Another figure – a woman with a plait and robed in white – has her back to the entrance. Together with the other works, she forms an ensemble of prayer. She stands elevated, on two slices of wood, dominating the room. She is a reminder of the original purpose of the building. Like a high priestess, she leads the observer’s gaze towards the altar wall at the far end of the nave of the former church.
In that part of the church hangs a huge, eye-catching relief of a male face with Mickey Mouse ears, a work in which Balkenhol processes the early influence on him of pop art and his fascination for Claes Oldenburg’s Mouse Museum (1965-77) in particular. In Balkenhol’s Mickey Mouse, the cheerfulness of western entertainment culture is interrupted by a melancholy-looking human face.
Balkenhol sculpts and carves his free-standing sculptures in a single piece, from complete tree trunks. This is apparent from the solid plinths, which are conceived as integral to the sculpture. His materials of choice are easily workable soft woods, such as poplar, obeche and cedar. Their roughly worked surfaces and coloured finishes lend them Balkenhol’s unmistakable signature style.
The artist’s most prominent hallmark piece is a man in black trousers and a white shirt. The same motif makes up a group of six free-standing sculptures made of poplar wood that have an almost film-like quality. Stood in a line, the plinth heights and figure sizes vary in proportion and play with perspective and perceptions. Whether a sequence of movements by a single person or a line-up of six different men is for the observer to decide.

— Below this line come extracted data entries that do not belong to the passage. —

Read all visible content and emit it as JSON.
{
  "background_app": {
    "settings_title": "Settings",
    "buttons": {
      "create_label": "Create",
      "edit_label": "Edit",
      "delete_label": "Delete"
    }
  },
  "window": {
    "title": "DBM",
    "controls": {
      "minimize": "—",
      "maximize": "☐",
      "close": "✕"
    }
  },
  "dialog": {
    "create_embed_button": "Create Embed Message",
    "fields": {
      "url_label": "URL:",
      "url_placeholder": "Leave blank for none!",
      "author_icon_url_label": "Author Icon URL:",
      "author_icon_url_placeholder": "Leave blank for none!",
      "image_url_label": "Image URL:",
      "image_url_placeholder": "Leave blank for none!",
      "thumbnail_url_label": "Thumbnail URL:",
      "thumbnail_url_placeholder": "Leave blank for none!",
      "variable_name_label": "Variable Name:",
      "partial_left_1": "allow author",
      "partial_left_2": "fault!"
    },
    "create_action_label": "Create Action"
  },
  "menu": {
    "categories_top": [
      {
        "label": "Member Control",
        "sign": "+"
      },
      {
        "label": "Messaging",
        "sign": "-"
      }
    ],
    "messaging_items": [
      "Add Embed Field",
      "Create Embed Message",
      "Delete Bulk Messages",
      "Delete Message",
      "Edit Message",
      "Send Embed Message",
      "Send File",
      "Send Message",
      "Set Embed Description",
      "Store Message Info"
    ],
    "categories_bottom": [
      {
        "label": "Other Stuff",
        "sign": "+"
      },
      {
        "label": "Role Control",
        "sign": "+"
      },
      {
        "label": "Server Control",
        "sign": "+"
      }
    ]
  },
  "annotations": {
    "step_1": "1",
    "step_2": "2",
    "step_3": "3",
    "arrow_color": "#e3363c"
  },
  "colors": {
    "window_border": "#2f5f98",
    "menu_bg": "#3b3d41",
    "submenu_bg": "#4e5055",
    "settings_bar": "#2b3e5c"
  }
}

Although he works figuratively, Balkenhol works without conveying clear messages and leaves plenty of scope for interpretation. His figures are dressed inconspicuously and have no individual characteristics. Neither their posture nor their facial expressions reveal anything clear about their emotions, giving them an air of mystery and aloofness. They gaze into the distance, into the unknown, perhaps, or maybe inwards, into themselves, the special ambivalence of their expressions suggesting they could be about to burst out laughing – or crying. And so the sculptures become screens onto which the observer can project their own emotions, for universal ideas and reflections on human existence.
Balkenhol’s wall reliefs depict a panopticon of creatures. The artist carves owls and other animals, portrayals of young men, but also a chimpanzee in a pullover, whose human-like facial features come to the fore all the more for being depicted in a classic bust portrait. Humorously unnerving, these works break up the stringency of the row of males opposite.